Из того, кого клеймили как развратителя молодежи, анархиста литературы, фальшивомонетчика морали, мы научились видеть в нем силу, работающую на праведность, мастера своего дела и творца обширной галереи удивительно ярких человеческих характеров. Мы теперь знаем, что многие современные драматурги черпали воду из этого огромного северного озера и из его темных, окруженных соснами вод тайно черпали искрящееся вдохновение.
Истина в том, что Ибсена больше нельзя отрицать — если исключить сознательно слепых — ни критику, ни публике. Он слишком крупная фигура, чтобы запирать его в библиотеке, словно он полон смутного запретного нечестия. При компетентной интерпретации он никогда не бывает оскорбительным; сцены, на которые ссылаются критики как на отдающие сексом, — сама мягкость по сравнению с деяниями сладострастных марионеток Сарду. В театральном смысле его пьесы не являются секс-пьесами, как у Дюма-сына. Он обсуждает женщину как социальную, так и психическую проблему. Любая картина любви терпима, если она откровенно сентиментальна; но пусть Ибсен произнесет слово «секс», и моральные полицейские драмы призывают к оружию. Таким образом, с помощью некоего критического фокус-покуса мир годами заставляли верить, что этот возвышенный мыслитель, моралист и сатирик скрывает в себе безнравственного учителя. Это старый трюк врага — возлагать на плечи автора поступки и слова его мимических персонажей. Ибсену приписали все грехи его героев. Вместо того чтобы быть изученными из жизни, они, как утверждали многие, были результатом болезненного мозга, мозга пессимиста и ненавистника своего рода.
Мы видели, что Ибсен оскорблял своим пренебрежением к академическим драматическим установкам. Его персонажи обычны, но, подобно самой ничтожной душе у Браунинга, у них есть человеческая сторона, которую они могут нам показать. Внутренняя ткань его пьес трагична; но герой и героиня не топают, не ходят взад-вперед и не извергают белый стих; это трагедия жизни без подсластителя сентиментальности, обычно предлагаемого второсортными поэтами. Упуская цвет и декорации, красивую музыку и вечную ухмылку чувственного, мы естественно поворачиваемся спиной к такому писателю. Если он знает души, то он определенно не понимает кассу. Это с отрицательной стороны. С положительной — кажущаяся нагота повествования, уродство его мужчин и женщин, их высказывание идей, чуждых стесненным, погрязшим в условностях жизням, безмерно нас унижают.

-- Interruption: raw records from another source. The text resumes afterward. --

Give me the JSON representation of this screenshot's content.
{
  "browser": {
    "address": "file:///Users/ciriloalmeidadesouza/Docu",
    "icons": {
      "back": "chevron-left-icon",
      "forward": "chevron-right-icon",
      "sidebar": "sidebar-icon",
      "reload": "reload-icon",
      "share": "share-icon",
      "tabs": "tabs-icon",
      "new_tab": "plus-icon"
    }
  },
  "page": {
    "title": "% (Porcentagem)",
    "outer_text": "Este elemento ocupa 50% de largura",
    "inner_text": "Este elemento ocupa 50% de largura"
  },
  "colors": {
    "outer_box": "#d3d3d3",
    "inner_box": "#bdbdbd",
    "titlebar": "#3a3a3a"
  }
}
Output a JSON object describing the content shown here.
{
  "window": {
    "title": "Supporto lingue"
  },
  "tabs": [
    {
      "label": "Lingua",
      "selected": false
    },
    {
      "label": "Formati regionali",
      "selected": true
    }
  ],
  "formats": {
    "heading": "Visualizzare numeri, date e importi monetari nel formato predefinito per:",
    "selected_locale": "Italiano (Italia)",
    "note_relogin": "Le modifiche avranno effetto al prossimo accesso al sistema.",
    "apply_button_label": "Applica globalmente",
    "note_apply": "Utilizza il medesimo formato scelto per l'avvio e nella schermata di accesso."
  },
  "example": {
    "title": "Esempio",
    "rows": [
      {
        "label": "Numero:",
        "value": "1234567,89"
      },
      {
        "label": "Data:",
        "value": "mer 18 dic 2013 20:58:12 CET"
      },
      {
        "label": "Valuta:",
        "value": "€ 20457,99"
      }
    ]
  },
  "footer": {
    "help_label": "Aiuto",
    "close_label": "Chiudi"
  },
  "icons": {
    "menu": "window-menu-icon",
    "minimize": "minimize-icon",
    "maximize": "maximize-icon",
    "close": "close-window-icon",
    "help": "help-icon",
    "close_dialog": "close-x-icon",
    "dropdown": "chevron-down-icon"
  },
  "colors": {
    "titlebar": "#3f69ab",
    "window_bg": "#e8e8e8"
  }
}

История всегда заканчивается плохо или печально. И когда один из его персонажей начинает говорить о «радости жизни», вызывается мрак жизни. Женщины — и здесь удар по нашему мужскому тщеславию — женщины слишком самоутверждаются, говоря мужчинам, что они не те, за кого себя принимают. Наконец, форма пьесы Ибсена спрессована идеями и эмоциями. Мы обычно не ходим в театр, чтобы думать или чувствовать. С Ибсеном мы должны думать, и думать глубоко; мы должны чувствовать — что еще хуже, быть потрясенными до мозга костей зрелищем наших собственных духовных скелетов. Там нет чудесной музыки, чтобы исцелить раненые нервы, как в «Тристане и Изольде»; нет профилактики от беспощадной кислоты препарирующего. Мы либо дышим разреженным воздухом в его «Бранде» и «Когда мы, мертвые, пробуждаемся», либо в социальной драме воздух настолько плотен от интенсивности тесно сплетенных настроений, что мы задыхаемся, как в камере водолазного колокола. Человеческое, слишком человеческое!